Banks and credit unions have been gnawing on one another like Donald Trump on Carly Fiorina's face since before The Donald's dad gifted him with his first blow dryer (which, I believe, was some time before Cro-Magnon Man out-bred Donald's Neanderthal ancestors). Credit unions want to make business loans like banks and banks want to be tax exempt, too. Or, something like that.
Amidst all the "Am Not-Are Too" finger-pointing engaged in by both segments of the financial industry, there is clearly one area of business where banks are beating credit unions to the punch, time after time: SAR-filing (paid subscription required).
Speaking Tuesday to the National Association of Federal Credit Unions, Financial Crimes Enforcement Network Director Jennifer Shasky Calvery said that an unusually large number of credit unions have not filed suspicious activity reports or currency transaction reports for nearly two years.

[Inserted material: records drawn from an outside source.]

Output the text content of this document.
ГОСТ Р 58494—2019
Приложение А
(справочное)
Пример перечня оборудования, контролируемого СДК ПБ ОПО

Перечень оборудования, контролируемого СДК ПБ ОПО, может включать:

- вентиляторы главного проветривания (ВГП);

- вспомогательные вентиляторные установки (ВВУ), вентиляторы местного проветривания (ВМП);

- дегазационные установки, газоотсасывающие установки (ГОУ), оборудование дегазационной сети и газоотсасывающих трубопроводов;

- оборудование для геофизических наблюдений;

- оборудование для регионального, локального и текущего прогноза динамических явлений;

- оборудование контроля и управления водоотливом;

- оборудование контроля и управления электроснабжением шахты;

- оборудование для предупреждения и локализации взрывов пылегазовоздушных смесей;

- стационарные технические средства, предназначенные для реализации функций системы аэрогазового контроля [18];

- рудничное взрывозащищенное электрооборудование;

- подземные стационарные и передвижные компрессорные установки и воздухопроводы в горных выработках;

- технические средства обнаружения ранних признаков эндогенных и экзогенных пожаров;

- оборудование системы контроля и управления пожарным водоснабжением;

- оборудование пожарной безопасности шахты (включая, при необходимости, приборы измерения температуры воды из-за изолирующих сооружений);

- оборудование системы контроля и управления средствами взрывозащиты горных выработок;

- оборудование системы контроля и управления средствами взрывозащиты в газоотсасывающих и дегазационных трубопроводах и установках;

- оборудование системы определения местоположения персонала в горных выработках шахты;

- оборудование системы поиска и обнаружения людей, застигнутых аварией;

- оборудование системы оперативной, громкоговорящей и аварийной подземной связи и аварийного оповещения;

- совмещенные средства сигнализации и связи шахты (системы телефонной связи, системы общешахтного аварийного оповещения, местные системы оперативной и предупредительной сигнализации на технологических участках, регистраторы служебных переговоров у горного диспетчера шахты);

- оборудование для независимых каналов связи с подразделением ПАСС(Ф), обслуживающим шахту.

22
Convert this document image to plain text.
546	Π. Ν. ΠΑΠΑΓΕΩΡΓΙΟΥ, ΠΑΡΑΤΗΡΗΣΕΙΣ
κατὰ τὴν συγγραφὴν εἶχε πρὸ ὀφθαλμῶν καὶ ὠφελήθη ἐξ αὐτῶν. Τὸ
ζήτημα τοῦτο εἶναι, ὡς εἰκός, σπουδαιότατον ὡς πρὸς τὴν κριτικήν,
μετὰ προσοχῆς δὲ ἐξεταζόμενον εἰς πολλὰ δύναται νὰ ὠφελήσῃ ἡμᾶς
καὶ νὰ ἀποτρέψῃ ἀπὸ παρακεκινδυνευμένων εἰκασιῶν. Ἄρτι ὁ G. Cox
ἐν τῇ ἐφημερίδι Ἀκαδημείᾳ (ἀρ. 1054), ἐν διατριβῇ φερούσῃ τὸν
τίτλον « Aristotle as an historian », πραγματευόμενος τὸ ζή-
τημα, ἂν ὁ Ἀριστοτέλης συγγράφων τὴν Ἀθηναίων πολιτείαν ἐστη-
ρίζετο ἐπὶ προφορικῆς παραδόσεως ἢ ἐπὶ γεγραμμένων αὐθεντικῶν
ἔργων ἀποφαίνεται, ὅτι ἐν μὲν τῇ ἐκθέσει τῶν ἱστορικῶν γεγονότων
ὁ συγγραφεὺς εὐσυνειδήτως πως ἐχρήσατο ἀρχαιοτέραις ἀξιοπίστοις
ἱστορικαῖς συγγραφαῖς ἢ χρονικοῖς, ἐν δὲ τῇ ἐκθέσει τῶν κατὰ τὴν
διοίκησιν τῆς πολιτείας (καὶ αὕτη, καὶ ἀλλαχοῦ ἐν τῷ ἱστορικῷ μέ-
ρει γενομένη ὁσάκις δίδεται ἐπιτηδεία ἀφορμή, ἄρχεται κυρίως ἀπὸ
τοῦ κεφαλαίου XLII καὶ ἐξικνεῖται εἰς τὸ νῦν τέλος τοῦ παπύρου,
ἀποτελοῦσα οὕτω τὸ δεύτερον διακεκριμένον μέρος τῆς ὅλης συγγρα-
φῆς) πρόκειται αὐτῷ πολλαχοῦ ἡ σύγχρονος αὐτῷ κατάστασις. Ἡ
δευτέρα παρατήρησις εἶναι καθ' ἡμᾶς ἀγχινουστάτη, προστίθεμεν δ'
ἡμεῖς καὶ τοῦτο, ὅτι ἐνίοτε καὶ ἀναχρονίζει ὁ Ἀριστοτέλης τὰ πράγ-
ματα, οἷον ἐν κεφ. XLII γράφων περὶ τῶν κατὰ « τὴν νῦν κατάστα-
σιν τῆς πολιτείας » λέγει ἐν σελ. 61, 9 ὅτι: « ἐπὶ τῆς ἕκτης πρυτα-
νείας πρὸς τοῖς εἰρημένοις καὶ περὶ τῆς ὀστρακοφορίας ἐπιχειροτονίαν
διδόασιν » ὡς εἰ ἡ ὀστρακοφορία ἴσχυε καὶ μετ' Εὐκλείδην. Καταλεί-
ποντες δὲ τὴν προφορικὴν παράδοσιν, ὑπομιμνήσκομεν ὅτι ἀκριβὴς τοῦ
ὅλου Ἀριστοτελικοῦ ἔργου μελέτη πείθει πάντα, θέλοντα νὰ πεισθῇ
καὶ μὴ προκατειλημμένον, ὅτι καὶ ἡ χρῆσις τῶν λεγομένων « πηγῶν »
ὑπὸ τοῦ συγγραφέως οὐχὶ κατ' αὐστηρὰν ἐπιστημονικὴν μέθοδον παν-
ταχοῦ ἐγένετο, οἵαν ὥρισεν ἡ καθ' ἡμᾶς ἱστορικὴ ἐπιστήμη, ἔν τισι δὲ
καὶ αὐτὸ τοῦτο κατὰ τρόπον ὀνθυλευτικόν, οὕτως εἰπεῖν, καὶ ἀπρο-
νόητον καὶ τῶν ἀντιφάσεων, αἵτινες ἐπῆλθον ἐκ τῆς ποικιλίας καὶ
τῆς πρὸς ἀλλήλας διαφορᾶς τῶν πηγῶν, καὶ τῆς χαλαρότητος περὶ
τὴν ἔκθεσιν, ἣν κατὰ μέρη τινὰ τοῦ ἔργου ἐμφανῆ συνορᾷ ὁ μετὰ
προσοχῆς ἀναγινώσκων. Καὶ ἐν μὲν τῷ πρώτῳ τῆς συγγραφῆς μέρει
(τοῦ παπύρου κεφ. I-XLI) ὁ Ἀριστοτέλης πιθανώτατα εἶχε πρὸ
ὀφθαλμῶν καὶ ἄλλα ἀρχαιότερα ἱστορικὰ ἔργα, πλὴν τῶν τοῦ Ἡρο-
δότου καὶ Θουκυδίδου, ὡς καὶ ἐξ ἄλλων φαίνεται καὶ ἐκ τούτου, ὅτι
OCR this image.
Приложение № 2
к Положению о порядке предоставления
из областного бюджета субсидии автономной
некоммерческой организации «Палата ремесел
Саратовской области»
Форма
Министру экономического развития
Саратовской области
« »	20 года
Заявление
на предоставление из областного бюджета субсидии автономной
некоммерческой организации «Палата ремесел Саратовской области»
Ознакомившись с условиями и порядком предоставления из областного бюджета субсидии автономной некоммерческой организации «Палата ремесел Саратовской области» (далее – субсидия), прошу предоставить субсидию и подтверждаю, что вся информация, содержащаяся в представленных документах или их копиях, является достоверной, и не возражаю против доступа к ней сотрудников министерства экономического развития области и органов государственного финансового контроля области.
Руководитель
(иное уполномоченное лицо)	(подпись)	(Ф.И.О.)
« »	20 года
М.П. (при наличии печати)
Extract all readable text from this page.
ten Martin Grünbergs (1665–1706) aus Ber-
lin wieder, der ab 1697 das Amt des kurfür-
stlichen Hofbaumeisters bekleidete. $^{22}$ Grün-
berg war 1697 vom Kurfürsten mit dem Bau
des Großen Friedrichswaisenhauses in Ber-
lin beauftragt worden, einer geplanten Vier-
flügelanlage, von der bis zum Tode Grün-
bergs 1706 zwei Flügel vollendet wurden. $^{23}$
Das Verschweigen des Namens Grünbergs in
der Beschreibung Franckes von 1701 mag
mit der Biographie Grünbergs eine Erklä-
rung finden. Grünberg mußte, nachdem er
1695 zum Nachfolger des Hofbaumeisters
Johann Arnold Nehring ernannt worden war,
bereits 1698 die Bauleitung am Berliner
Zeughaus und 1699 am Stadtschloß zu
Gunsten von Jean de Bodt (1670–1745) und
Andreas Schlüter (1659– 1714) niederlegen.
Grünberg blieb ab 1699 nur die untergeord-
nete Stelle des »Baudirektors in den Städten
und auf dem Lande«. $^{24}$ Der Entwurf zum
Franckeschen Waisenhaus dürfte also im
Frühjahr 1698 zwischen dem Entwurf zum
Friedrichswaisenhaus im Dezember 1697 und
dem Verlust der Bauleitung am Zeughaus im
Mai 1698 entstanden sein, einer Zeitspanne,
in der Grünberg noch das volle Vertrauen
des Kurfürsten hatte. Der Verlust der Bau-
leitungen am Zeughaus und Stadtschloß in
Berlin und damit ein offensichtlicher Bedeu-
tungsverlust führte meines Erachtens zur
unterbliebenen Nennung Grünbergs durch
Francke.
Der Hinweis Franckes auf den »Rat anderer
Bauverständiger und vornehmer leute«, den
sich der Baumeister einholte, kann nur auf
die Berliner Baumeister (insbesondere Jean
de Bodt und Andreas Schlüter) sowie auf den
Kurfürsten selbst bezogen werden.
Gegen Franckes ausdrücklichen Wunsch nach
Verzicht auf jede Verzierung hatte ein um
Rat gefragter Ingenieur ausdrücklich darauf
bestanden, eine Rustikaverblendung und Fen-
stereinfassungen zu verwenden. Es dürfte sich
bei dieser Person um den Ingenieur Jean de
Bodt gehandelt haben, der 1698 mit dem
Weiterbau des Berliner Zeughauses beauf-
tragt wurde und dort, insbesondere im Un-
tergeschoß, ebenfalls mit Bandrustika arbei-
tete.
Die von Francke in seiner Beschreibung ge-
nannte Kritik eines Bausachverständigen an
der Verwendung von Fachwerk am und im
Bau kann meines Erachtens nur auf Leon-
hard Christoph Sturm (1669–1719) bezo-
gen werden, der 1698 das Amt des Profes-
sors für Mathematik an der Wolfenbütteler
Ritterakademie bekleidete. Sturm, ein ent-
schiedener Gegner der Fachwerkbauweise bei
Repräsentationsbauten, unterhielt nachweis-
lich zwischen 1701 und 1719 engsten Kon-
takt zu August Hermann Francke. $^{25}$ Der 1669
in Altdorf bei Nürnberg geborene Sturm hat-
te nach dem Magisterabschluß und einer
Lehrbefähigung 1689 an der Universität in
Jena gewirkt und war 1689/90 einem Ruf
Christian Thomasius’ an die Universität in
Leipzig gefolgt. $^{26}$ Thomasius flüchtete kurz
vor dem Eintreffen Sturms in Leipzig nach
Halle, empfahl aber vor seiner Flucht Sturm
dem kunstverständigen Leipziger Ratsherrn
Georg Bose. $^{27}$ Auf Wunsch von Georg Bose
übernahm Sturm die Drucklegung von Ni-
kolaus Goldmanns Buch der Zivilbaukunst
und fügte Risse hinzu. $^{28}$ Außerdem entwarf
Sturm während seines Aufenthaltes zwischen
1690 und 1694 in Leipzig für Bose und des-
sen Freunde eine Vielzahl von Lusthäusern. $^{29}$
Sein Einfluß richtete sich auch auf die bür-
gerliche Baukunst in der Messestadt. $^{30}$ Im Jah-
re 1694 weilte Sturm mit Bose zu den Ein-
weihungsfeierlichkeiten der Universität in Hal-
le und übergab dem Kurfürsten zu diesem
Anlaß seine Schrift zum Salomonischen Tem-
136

"Some early research we are looking at suggests that we have a surprisingly larger … statistically relevant and unusual number of credit unions that over a seven-quarter period — so almost a two-year period — filed neither a SAR or CTR," she told the trade group's congressional conference.
She acknowledged that "there could be problems with the data," but added that "the number is surprising, so we are trying to understand that."
Now, this is the same Jennifer Shasky Calvery who last year declared that the battle to pry open the banking business for state-legal recreational marijuana businesses had been won, so a healthy dose of skepticism might be warranted as to the reliability of these statistics. Still, no SARs or CTRs at all?
I guess its safe to say that many credit unions are not overspending on their anti-money laundering compliance staff. Which, I suppose, is just fine until, you know, it isn't.